The PP’s tax amnesty proved controversial, given that it gave many tax evaders the chance to launder their money at a reduced cost. The process irritated tax inspectors and ended up being annulled by the Constitutional Court. But it was taken advantage of by more than 30,000 people, most of them business figures.
Among the few names that came to light related to the process were political leaders and the owners of some of Spain’s biggest fortunes: Rodrigo Rato, former deputy prime minister of the central government and former managing director of the International Monetary Fund (IMF); Francisco Granados, former right-hand man of Esperanza Aguirre, the Madrid regional premier between 2003 and 2012; Diego Torres, former partner of King Felipe VI’s brother-in-law, Iñaki Urdangarin, who is still serving out his five-year sentence for embezzlement; José Ángel Fernández Villa, former mining leader in the General Workers Union (UGT); the brothers Antonio and Jorge Gallardo, owners of Almirall pharmaceutical laboratories; Ildefonso Falcones, best-selling writer and author of La Catedral del Mar (or, Cathedral of the Sea); and Oleguer Pujol Ferrusola, the son of the former Catalan regional premier, Jordi Pujol.
It wasn’t just politicians or business leaders with legal problems that took advantage of this process, but also hundreds of small business leaders or people with assets in other countries who had not updated their situations with the Tax Agency, as was the case with Guardiola.
The tax amnesty offered by the government was coupled with the disappearance of opaque financial structures created abroad before the end of 2012. According to the sources consulted, this explains why Guardiola’s Repox Investments was dissolved on December 21 of that year, which was also Guardiola’s last year as Barça’s coach. In January 2013, the Alcogal law firm sent Afsi the documents related to the company’s dissolution. A few days later, Bayern Munich confirmed Guardiola as the club’s coach: he would be paid €17 million a season.
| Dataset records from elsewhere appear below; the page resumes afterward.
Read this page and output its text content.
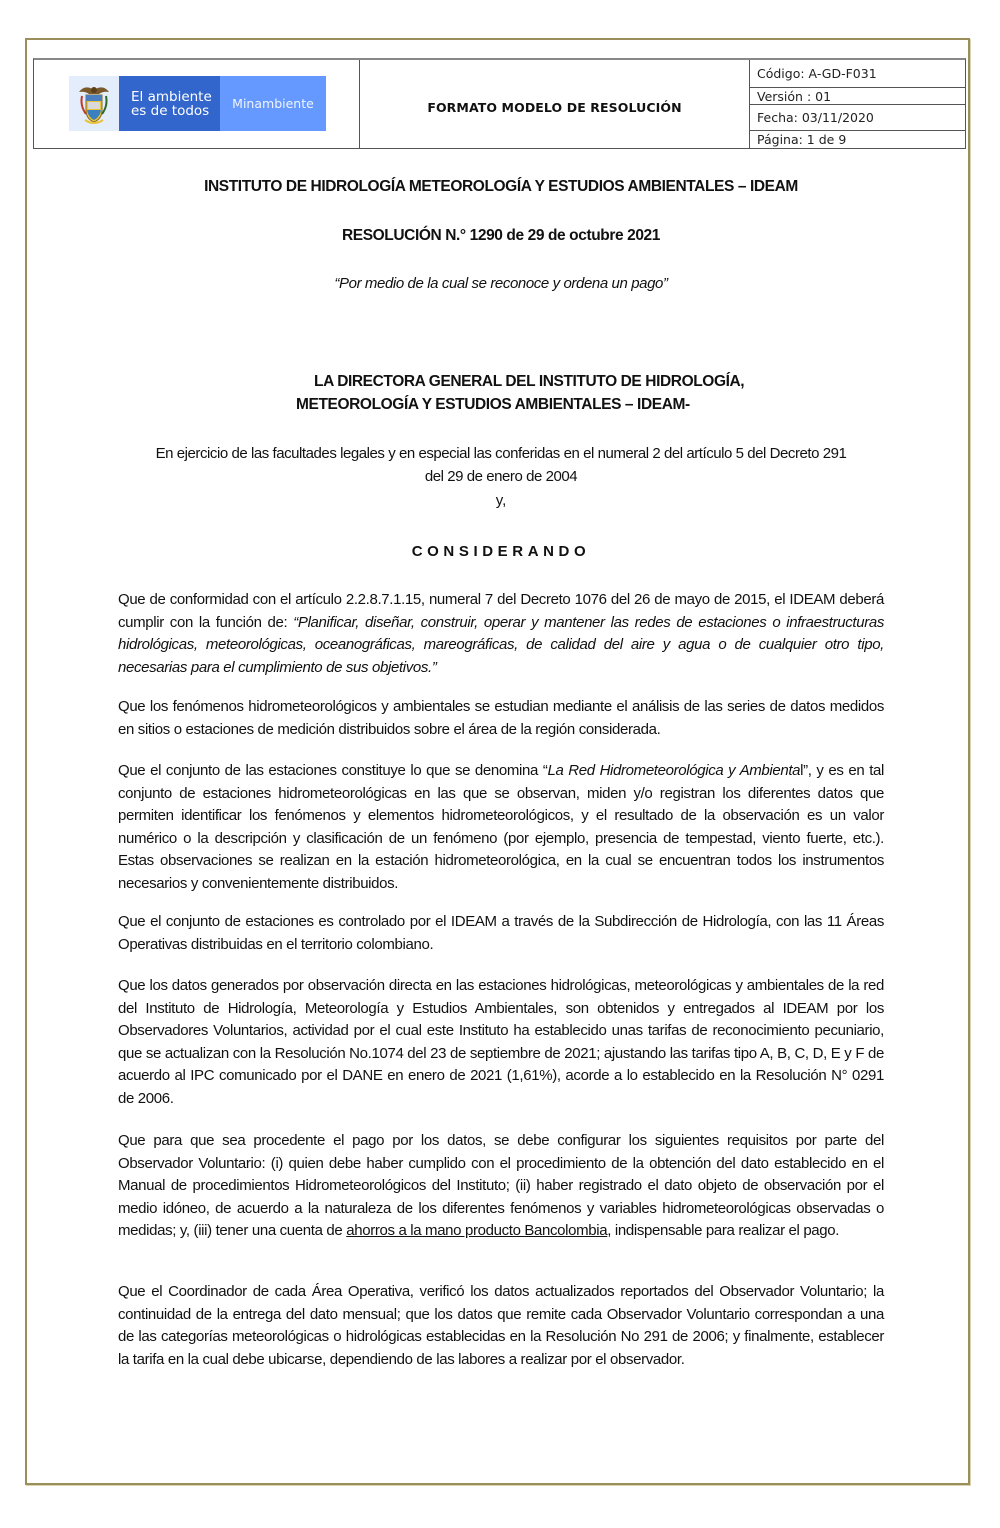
El ambiente
es de todos	Minambiente	FORMATO MODELO DE RESOLUCIÓN
Código: A-GD-F031
Versión : 01
Fecha: 03/11/2020
Página: 1 de 9
INSTITUTO DE HIDROLOGÍA METEOROLOGÍA Y ESTUDIOS AMBIENTALES – IDEAM
RESOLUCIÓN N.° 1290 de 29 de octubre 2021
“Por medio de la cual se reconoce y ordena un pago”
LA DIRECTORA GENERAL DEL INSTITUTO DE HIDROLOGÍA,
METEOROLOGÍA Y ESTUDIOS AMBIENTALES – IDEAM-
En ejercicio de las facultades legales y en especial las conferidas en el numeral 2 del artículo 5 del Decreto 291
del 29 de enero de 2004
y,
CONSIDERANDO
Que de conformidad con el artículo 2.2.8.7.1.15, numeral 7 del Decreto 1076 del 26 de mayo de 2015, el IDEAM deberá cumplir con la función de: “Planificar, diseñar, construir, operar y mantener las redes de estaciones o infraestructuras hidrológicas, meteorológicas, oceanográficas, mareográficas, de calidad del aire y agua o de cualquier otro tipo, necesarias para el cumplimiento de sus objetivos.”
Que los fenómenos hidrometeorológicos y ambientales se estudian mediante el análisis de las series de datos medidos en sitios o estaciones de medición distribuidos sobre el área de la región considerada.
Que el conjunto de las estaciones constituye lo que se denomina “La Red Hidrometeorológica y Ambiental”, y es en tal conjunto de estaciones hidrometeorológicas en las que se observan, miden y/o registran los diferentes datos que permiten identificar los fenómenos y elementos hidrometeorológicos, y el resultado de la observación es un valor numérico o la descripción y clasificación de un fenómeno (por ejemplo, presencia de tempestad, viento fuerte, etc.). Estas observaciones se realizan en la estación hidrometeorológica, en la cual se encuentran todos los instrumentos necesarios y convenientemente distribuidos.
Que el conjunto de estaciones es controlado por el IDEAM a través de la Subdirección de Hidrología, con las 11 Áreas Operativas distribuidas en el territorio colombiano.
Que los datos generados por observación directa en las estaciones hidrológicas, meteorológicas y ambientales de la red del Instituto de Hidrología, Meteorología y Estudios Ambientales, son obtenidos y entregados al IDEAM por los Observadores Voluntarios, actividad por el cual este Instituto ha establecido unas tarifas de reconocimiento pecuniario, que se actualizan con la Resolución No.1074 del 23 de septiembre de 2021; ajustando las tarifas tipo A, B, C, D, E y F de acuerdo al IPC comunicado por el DANE en enero de 2021 (1,61%), acorde a lo establecido en la Resolución N° 0291 de 2006.
Que para que sea procedente el pago por los datos, se debe configurar los siguientes requisitos por parte del Observador Voluntario: (i) quien debe haber cumplido con el procedimiento de la obtención del dato establecido en el Manual de procedimientos Hidrometeorológicos del Instituto; (ii) haber registrado el dato objeto de observación por el medio idóneo, de acuerdo a la naturaleza de los diferentes fenómenos y variables hidrometeorológicas observadas o medidas; y, (iii) tener una cuenta de ahorros a la mano producto Bancolombia, indispensable para realizar el pago.
Que el Coordinador de cada Área Operativa, verificó los datos actualizados reportados del Observador Voluntario; la continuidad de la entrega del dato mensual; que los datos que remite cada Observador Voluntario correspondan a una de las categorías meteorológicas o hidrológicas establecidas en la Resolución No 291 de 2006; y finalmente, establecer la tarifa en la cual debe ubicarse, dependiendo de las labores a realizar por el observador.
The former Barcelona manager makes generous donations each year to non-profit organizations. Just last year, he sent €1 million to the Angel Soler Daniel foundation to help medical centers in the fight against the coronavirus. He has also made a number of donations to Activa Open Arms, the organization that rescues refugees from the Mediterranean. He has continued this altruistic activity with organizations in Germany, and now in the United Kingdom.
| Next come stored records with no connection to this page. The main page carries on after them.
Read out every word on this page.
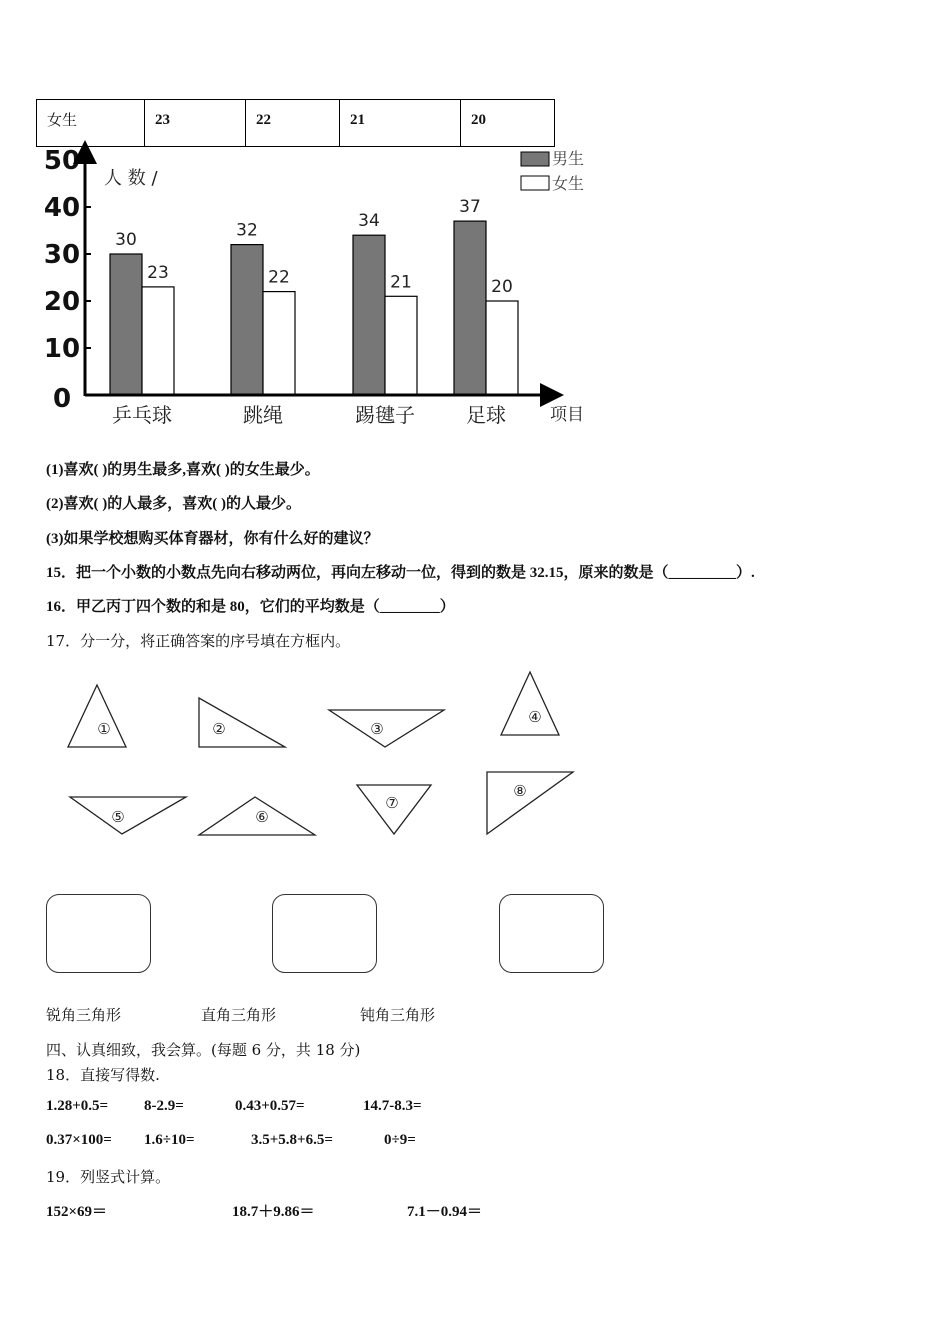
女生	23	22	21	20
0
10
20
30
40
50
30
23
32
22
34
21
37
20
乒乓球	跳绳	踢毽子	足球
人 数 /
项目
男生
女生
(1)喜欢( )的男生最多,喜欢( )的女生最少。
(2)喜欢( )的人最多，喜欢( )的人最少。
(3)如果学校想购买体育器材，你有什么好的建议？
15．把一个小数的小数点先向右移动两位，再向左移动一位，得到的数是 32.15，原来的数是（_________）.
16．甲乙丙丁四个数的和是 80，它们的平均数是（________）
17．分一分，将正确答案的序号填在方框内。
①	②	③
④
⑤	⑥
⑦
⑧
锐角三角形	直角三角形	钝角三角形
四、认真细致，我会算。(每题 6 分，共 18 分)
18．直接写得数.
1.28+0.5= 8-2.9=	0.43+0.57=	14.7-8.3=
0.37×100= 1.6÷10=	3.5+5.8+6.5=	0÷9=
19．列竖式计算。
152×69＝	18.7＋9.86＝	7.1－0.94＝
The government pardon – after the 10% payment – of those who had hidden money abroad did not stop the Tax Agency from opening inspections subsequently into a considerable number of people who had taken advantage of the amnesty. The Tax Agency did not investigate the presentation of the 750 form but it did use the data presented to investigate other irregularities. According to sources close to the soccer manager, Guardiola has not been subject to any inspection by the Spanish Tax Agency since 2012.